Living the Adventure


One day I was driving to work listening to news radio. They were talking about the Japanese puffer fish called, Fugu. This particular fish puffs up when threatened and exposes spines that have a neurotoxin that is 1000 times more potent than cyanide. Here’s the kicker. People will still eat this poisonous fish.

Restaurants must have a certificate from the government to be able to serve Fugu.  In San Fransisco there is only one restaurant that is  certified.  A trained Fugu chef must handle the fish. He must  prepare the fish very carefully, if he makes even one tiny  mistake, customers can die.

The way it works is, when you eat fugu,  you get a certificate that says you survived. The joke is, either way you get a certificate.  Whether you eat and survive, or eat and don”t survive

They interviewed a customer. “Why do you eat Fugu?” They said, ” It gives you a rush.”  The commentator said, “IN truth the only rush is the thought of eating something dangerous.”

Why eat poisonous fish?       Something in us craves danger.

Why do we see so many extreme activities in our world?   We hunger for adventure.

We live in this sanitized society where the only thing anybody wants to fight for anymore is money. That leaves people feeling empty and flat. Money never satisfies what God put in your heart. At the core of it is the desire to know him and then to live the adventure he puts before you.

So we live this nice safe life longing for danger.

The Roller Coaster craze is a safe way to feel dangerous.  So is skydiving, and cliff climbing and base jumping.  Its in us all.

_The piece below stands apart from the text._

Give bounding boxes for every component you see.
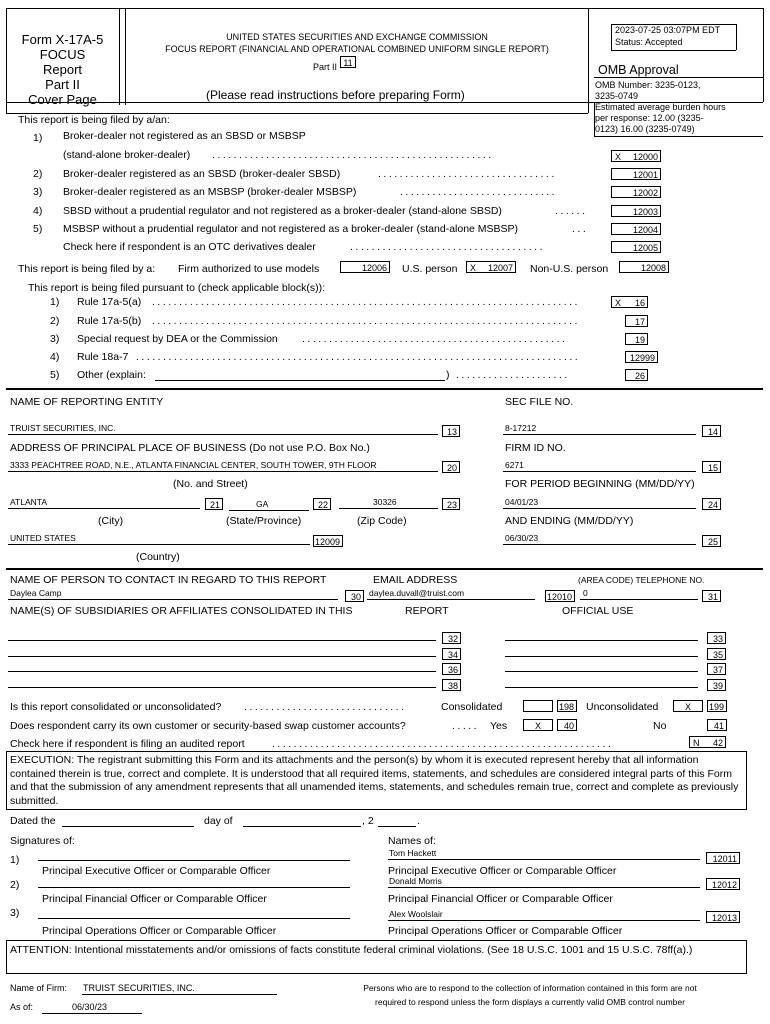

And that’s what’s wrong with church. Church can be boring! Why is that? Its so safe. Boring faith won’t sustain anybody. You were made for adventure. So that means a group like you, that grows up in good families and attends a nice school where you are safe and go to safe churches, are doomed to boring lives.

Unless you make a change.

Church might be boring, but Christianity isn’t.   When you read the bible you  read about adventurers.  The paintings you  see  of Jesus, and Peter and Paul are always peaceful, serene and reflective. Paul in Athens, calmly teaching.  Jesus, quietly sitting.  Truth is,  drag Paul to Mars Hill to debate the eggheads of that day. He’s in an intellectual showdown. Or in  Lystra where he made them so mad they stoned him. Go with him on a sinking ship in the Mediterranean.  Follow him in to a  Roman dungeon. Paul’s life was anything but safe. And it was anything but boring.

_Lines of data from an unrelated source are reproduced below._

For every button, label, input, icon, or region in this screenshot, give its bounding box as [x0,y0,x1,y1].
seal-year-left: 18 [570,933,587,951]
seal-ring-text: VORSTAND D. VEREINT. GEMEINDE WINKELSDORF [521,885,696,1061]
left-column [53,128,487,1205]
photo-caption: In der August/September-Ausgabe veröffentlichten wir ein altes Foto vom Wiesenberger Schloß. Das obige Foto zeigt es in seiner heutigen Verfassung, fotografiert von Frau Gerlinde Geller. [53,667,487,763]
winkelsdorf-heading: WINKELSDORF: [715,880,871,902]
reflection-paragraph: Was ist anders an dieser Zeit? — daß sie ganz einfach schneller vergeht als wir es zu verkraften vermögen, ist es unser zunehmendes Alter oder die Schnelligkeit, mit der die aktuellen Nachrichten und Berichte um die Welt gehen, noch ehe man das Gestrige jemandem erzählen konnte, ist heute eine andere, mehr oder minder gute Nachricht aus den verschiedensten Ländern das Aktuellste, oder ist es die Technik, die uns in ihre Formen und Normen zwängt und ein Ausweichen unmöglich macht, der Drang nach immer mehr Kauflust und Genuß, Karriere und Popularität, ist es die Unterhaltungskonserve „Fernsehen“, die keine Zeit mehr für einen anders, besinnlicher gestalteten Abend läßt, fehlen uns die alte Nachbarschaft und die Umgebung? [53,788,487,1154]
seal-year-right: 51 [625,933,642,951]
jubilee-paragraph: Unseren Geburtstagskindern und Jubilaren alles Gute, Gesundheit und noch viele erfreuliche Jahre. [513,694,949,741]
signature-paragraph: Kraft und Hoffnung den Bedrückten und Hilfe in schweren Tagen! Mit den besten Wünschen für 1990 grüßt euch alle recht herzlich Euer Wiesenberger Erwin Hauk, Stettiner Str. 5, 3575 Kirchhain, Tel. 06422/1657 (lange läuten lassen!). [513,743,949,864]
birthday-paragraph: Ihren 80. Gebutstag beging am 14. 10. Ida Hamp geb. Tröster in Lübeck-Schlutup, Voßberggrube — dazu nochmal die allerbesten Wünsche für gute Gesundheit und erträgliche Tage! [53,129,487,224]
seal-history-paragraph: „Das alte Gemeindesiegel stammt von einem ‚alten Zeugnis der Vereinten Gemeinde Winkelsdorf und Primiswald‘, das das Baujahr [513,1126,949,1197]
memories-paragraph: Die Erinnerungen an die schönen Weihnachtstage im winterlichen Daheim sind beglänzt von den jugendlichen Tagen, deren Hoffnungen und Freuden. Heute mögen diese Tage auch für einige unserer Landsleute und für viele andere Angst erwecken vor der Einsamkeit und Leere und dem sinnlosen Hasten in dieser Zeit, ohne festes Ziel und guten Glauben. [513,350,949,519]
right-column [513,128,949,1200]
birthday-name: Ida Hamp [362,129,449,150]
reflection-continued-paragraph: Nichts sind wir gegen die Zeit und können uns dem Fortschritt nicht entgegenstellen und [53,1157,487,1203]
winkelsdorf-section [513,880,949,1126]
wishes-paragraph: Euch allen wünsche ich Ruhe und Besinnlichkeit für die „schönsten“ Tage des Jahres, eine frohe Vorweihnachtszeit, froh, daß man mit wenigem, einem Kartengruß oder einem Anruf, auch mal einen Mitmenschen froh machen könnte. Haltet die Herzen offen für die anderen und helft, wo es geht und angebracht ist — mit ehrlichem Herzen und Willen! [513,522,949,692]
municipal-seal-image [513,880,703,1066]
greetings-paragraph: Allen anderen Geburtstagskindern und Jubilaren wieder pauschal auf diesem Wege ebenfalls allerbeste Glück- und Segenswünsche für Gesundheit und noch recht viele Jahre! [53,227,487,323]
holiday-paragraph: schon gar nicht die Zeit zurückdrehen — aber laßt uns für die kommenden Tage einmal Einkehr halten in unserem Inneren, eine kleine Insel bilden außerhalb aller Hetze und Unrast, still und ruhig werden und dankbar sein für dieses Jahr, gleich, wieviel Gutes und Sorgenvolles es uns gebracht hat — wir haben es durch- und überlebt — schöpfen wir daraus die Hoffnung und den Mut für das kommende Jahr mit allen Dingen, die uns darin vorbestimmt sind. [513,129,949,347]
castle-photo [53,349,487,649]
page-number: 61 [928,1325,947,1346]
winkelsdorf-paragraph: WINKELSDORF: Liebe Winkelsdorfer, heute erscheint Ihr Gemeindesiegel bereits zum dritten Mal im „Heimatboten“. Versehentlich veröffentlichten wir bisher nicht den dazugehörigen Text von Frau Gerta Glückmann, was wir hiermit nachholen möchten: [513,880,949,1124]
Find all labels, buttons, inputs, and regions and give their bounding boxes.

Let me read you his resume! 2 Corinthians 11:25-27


25 Three times I was beaten with rods, once I was pelted with stones, three times I was shipwrecked, I spent a night and a day in the open sea, 26 I have been constantly on the move. I have been in danger from rivers, in danger from bandits, in danger from my fellow Jews, in danger from Gentiles; in danger in the city, in danger in the country, in danger at sea; and in danger from false believers. 27 I have labored and toiled and have often gone without sleep; I have known hunger and thirst and have often gone without food; I have been cold and naked.

That’s a man who knew adventure. Jesus was no different.. He lived the adventure. He was no wimp.

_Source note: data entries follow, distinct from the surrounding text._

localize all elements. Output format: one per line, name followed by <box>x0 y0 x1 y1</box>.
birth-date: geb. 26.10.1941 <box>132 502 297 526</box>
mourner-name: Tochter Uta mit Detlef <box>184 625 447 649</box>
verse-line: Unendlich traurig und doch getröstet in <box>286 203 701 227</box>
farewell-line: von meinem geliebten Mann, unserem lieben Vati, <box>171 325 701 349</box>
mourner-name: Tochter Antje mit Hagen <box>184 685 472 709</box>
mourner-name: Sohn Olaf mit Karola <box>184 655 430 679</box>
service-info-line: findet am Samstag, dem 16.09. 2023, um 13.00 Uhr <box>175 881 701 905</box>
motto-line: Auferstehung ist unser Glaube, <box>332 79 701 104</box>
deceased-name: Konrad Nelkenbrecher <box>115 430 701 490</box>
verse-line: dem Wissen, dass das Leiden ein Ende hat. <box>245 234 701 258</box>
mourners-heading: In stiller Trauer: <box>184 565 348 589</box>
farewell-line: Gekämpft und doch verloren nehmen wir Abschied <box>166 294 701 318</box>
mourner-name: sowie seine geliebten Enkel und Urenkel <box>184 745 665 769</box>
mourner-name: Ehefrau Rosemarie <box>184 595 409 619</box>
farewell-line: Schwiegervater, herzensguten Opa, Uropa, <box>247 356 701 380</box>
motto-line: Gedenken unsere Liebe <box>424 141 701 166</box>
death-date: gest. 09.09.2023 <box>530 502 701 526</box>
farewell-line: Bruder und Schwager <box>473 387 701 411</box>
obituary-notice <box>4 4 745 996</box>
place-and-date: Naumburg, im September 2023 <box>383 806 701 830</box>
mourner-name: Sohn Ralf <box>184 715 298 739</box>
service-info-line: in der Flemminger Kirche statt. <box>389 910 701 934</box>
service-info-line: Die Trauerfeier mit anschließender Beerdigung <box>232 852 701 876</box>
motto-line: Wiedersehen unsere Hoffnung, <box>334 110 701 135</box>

Look how they died: Jesus was crucified. Peter was crucified upside down. Timothy was beaten to death by an angry mob on the streets of Ephesus because he confronted them about idolatry. Paul was beheaded. James was stoned. John was the only one to die a natural death. Only after being boiled in hot water and then exiled on Patmos.

But look what they did! Ephesus. One of the seven wonders of the world. Within 200 years it lay in ruins.

They changed the world!  That’s what Christianity is. It isn’t about being nice and safe. It’s about knowing Christ and living the adventure he called you to live. Don’t miss it.